Reason for a Porthmadog Golf Club review
Generally thought to be in Wales’ top 20 courses, never been before and on a family holiday less than an hour away. And is a James Braid design which is a big tick in the box.
Where is it?
Porthmadog is on the edge of the Snowdonia National park on the west coast of Wales, Harlech is just 10 miles south of here.
Reason for going (back)
An incredible thunderstorm that circulated while we were on the 12th tee so, two days later at 7am, we returned to bright skies.
What to expect
A genuine mix of 9s. If you have played Pwllheli, just down the road then you will know how different the 8th tee onwards is from the rest of the course. This is the same but from the 10th. The front nine is parkland with lots of ditches, the back nine is a humps-and-hillocks seaside links.

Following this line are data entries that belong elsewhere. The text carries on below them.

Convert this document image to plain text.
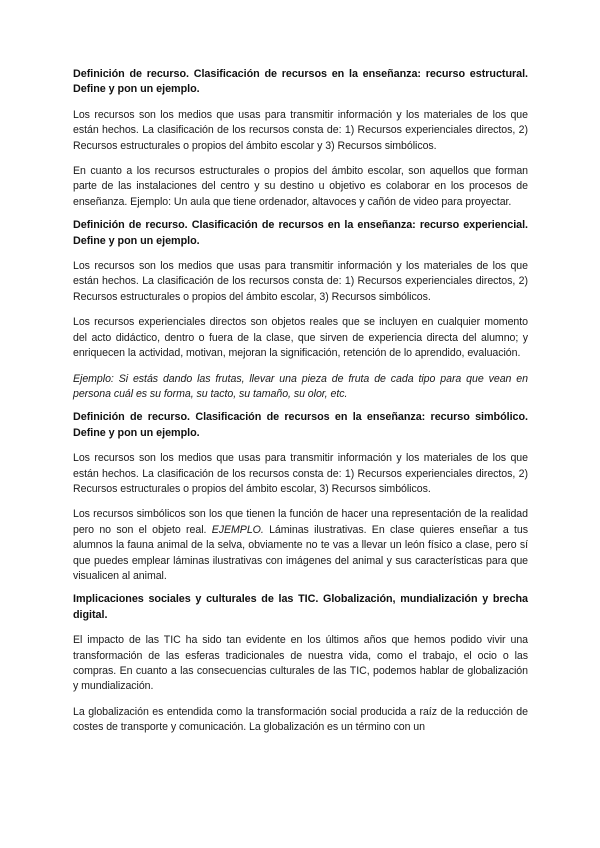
Definición de recurso. Clasificación de recursos en la enseñanza: recurso estructural. Define y pon un ejemplo.

Los recursos son los medios que usas para transmitir información y los materiales de los que están hechos. La clasificación de los recursos consta de: 1) Recursos experienciales directos, 2) Recursos estructurales o propios del ámbito escolar y 3) Recursos simbólicos.

En cuanto a los recursos estructurales o propios del ámbito escolar, son aquellos que forman parte de las instalaciones del centro y su destino u objetivo es colaborar en los procesos de enseñanza. Ejemplo: Un aula que tiene ordenador, altavoces y cañón de video para proyectar.

Definición de recurso. Clasificación de recursos en la enseñanza: recurso experiencial. Define y pon un ejemplo.

Los recursos son los medios que usas para transmitir información y los materiales de los que están hechos. La clasificación de los recursos consta de: 1) Recursos experienciales directos, 2) Recursos estructurales o propios del ámbito escolar, 3) Recursos simbólicos.

Los recursos experienciales directos son objetos reales que se incluyen en cualquier momento del acto didáctico, dentro o fuera de la clase, que sirven de experiencia directa del alumno; y enriquecen la actividad, motivan, mejoran la significación, retención de lo aprendido, evaluación.

Ejemplo: Si estás dando las frutas, llevar una pieza de fruta de cada tipo para que vean en persona cuál es su forma, su tacto, su tamaño, su olor, etc.

Definición de recurso. Clasificación de recursos en la enseñanza: recurso simbólico. Define y pon un ejemplo.

Los recursos son los medios que usas para transmitir información y los materiales de los que están hechos. La clasificación de los recursos consta de: 1) Recursos experienciales directos, 2) Recursos estructurales o propios del ámbito escolar, 3) Recursos simbólicos.

Los recursos simbólicos son los que tienen la función de hacer una representación de la realidad pero no son el objeto real. EJEMPLO. Láminas ilustrativas. En clase quieres enseñar a tus alumnos la fauna animal de la selva, obviamente no te vas a llevar un león físico a clase, pero sí que puedes emplear láminas ilustrativas con imágenes del animal y sus características para que visualicen al animal.

Implicaciones sociales y culturales de las TIC. Globalización, mundialización y brecha digital.

El impacto de las TIC ha sido tan evidente en los últimos años que hemos podido vivir una transformación de las esferas tradicionales de nuestra vida, como el trabajo, el ocio o las compras. En cuanto a las consecuencias culturales de las TIC, podemos hablar de globalización y mundialización.

La globalización es entendida como la transformación social producida a raíz de la reducción de costes de transporte y comunicación. La globalización es un término con un
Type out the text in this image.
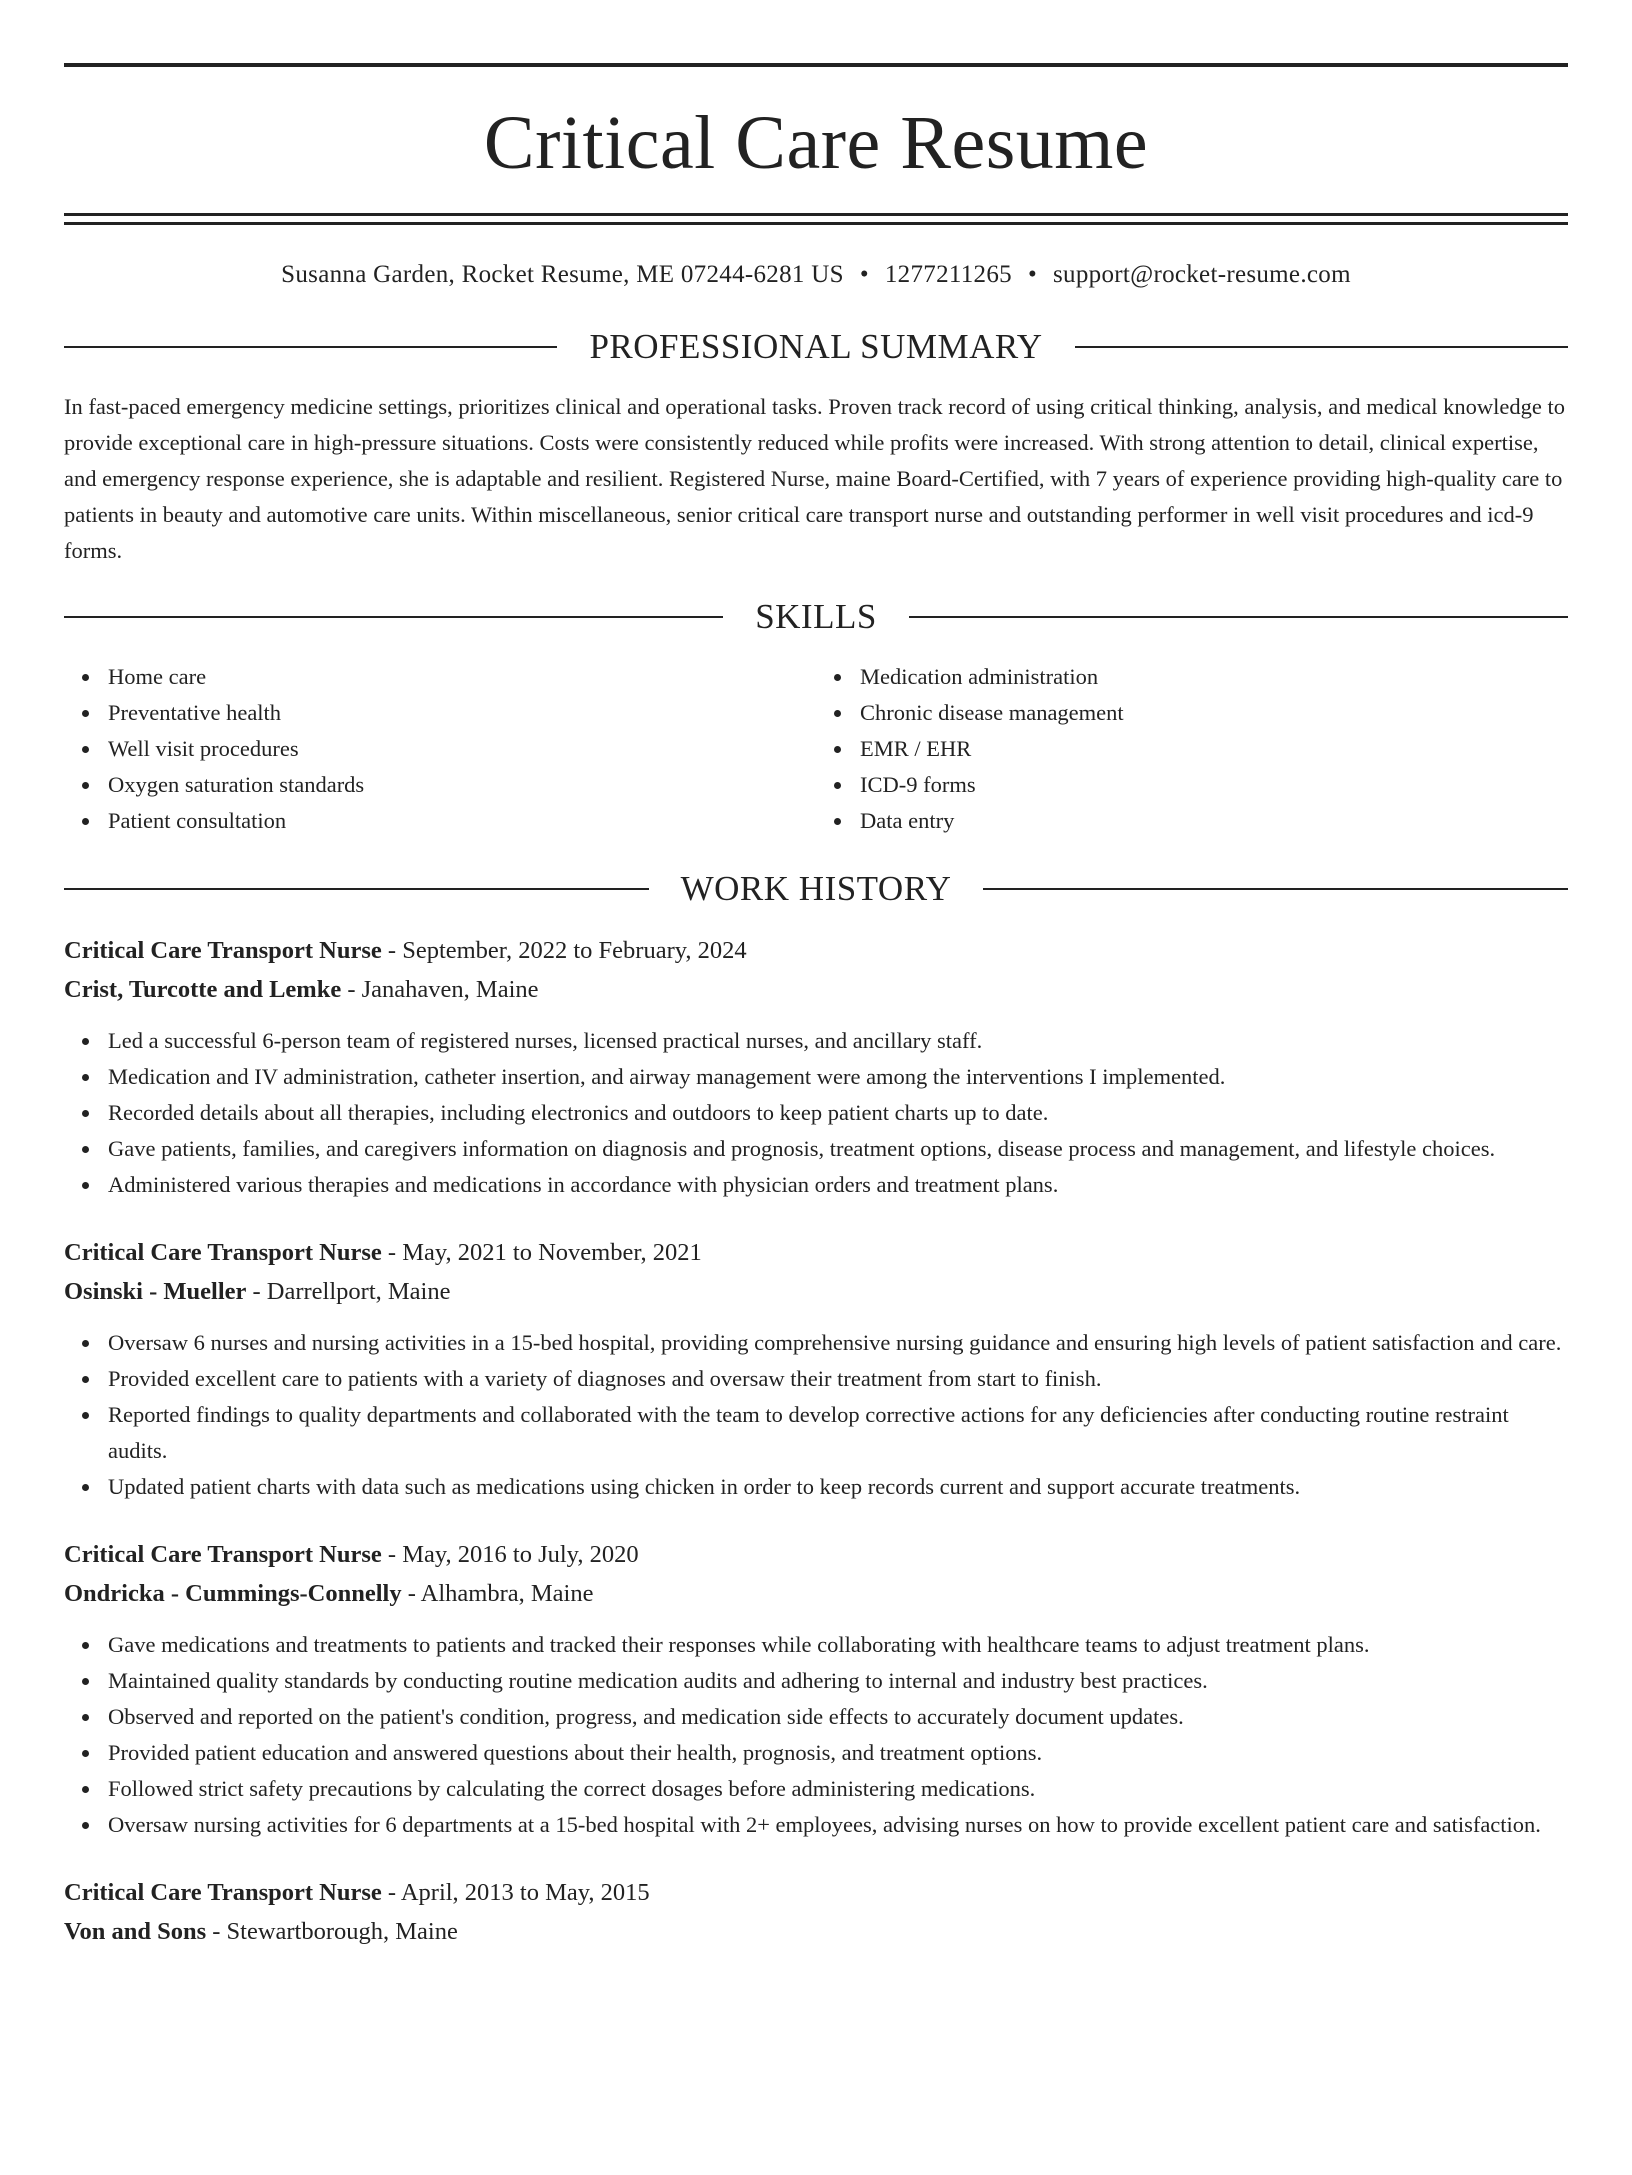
Critical Care Resume
Susanna Garden, Rocket Resume, ME 07244-6281 US • 1277211265 • support@rocket-resume.com
PROFESSIONAL SUMMARY
In fast-paced emergency medicine settings, prioritizes clinical and operational tasks. Proven track record of using critical thinking, analysis, and medical knowledge to provide exceptional care in high-pressure situations. Costs were consistently reduced while profits were increased. With strong attention to detail, clinical expertise, and emergency response experience, she is adaptable and resilient. Registered Nurse, maine Board-Certified, with 7 years of experience providing high-quality care to patients in beauty and automotive care units. Within miscellaneous, senior critical care transport nurse and outstanding performer in well visit procedures and icd-9 forms.
SKILLS
Home care
Preventative health
Well visit procedures
Oxygen saturation standards
Patient consultation
Medication administration
Chronic disease management
EMR / EHR
ICD-9 forms
Data entry
WORK HISTORY
Critical Care Transport Nurse - September, 2022 to February, 2024
Crist, Turcotte and Lemke - Janahaven, Maine
Led a successful 6-person team of registered nurses, licensed practical nurses, and ancillary staff.
Medication and IV administration, catheter insertion, and airway management were among the interventions I implemented.
Recorded details about all therapies, including electronics and outdoors to keep patient charts up to date.
Gave patients, families, and caregivers information on diagnosis and prognosis, treatment options, disease process and management, and lifestyle choices.
Administered various therapies and medications in accordance with physician orders and treatment plans.
Critical Care Transport Nurse - May, 2021 to November, 2021
Osinski - Mueller - Darrellport, Maine
Oversaw 6 nurses and nursing activities in a 15-bed hospital, providing comprehensive nursing guidance and ensuring high levels of patient satisfaction and care.
Provided excellent care to patients with a variety of diagnoses and oversaw their treatment from start to finish.
Reported findings to quality departments and collaborated with the team to develop corrective actions for any deficiencies after conducting routine restraint audits.
Updated patient charts with data such as medications using chicken in order to keep records current and support accurate treatments.
Critical Care Transport Nurse - May, 2016 to July, 2020
Ondricka - Cummings-Connelly - Alhambra, Maine
Gave medications and treatments to patients and tracked their responses while collaborating with healthcare teams to adjust treatment plans.
Maintained quality standards by conducting routine medication audits and adhering to internal and industry best practices.
Observed and reported on the patient's condition, progress, and medication side effects to accurately document updates.
Provided patient education and answered questions about their health, prognosis, and treatment options.
Followed strict safety precautions by calculating the correct dosages before administering medications.
Oversaw nursing activities for 6 departments at a 15-bed hospital with 2+ employees, advising nurses on how to provide excellent patient care and satisfaction.
Critical Care Transport Nurse - April, 2013 to May, 2015
Von and Sons - Stewartborough, Maine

The front nine is perfectly good and you’ll enjoy it, then when you play the second nine, with all its quirks and backdrops, you will quickly start picking holes (no pun intended) in what went before it.
My best bit
The 12th tee would take some beating anywhere. To the left is the most tranquil of beaches where the very odd boat breaks the ripples, ahead is a short, just about drivable, par 4. If any setting deserved a short and juicy par 4 it is here. Given any sort of decent weather, or even a thunderstorm, this is a spectacular place to be with your clubs. And if you do hit the shot of your day and find the green try not to three putt.
Other highlights are stepping onto the 10th tee and quickly realising that you are in for something very different. And finding a garage that runs alongside the 3rd hole and serves bananas, water and painkillers.
What to look out for
The ditches on the front nine are hard to spot until you find your ball sitting at the bottom of them. On a more positive note the green shape and surrounds at the 15th are pretty impressive and you might want to take an extra club at the short 13th.
When I go back
I will make sure I don’t panic and fan a driver so far right my approach to the 15th green (pictured below) isn’t played with the ball at chest height from the rough at the 14th. And play it as it was intended from the fairway.
Also, to lay up at the 17th and have some sort of trust in myself in finding the green from 80 yards and, finally, to make time for a pint in the most open-planned clubhouse bar.
In summary a proper golf club with a course to match.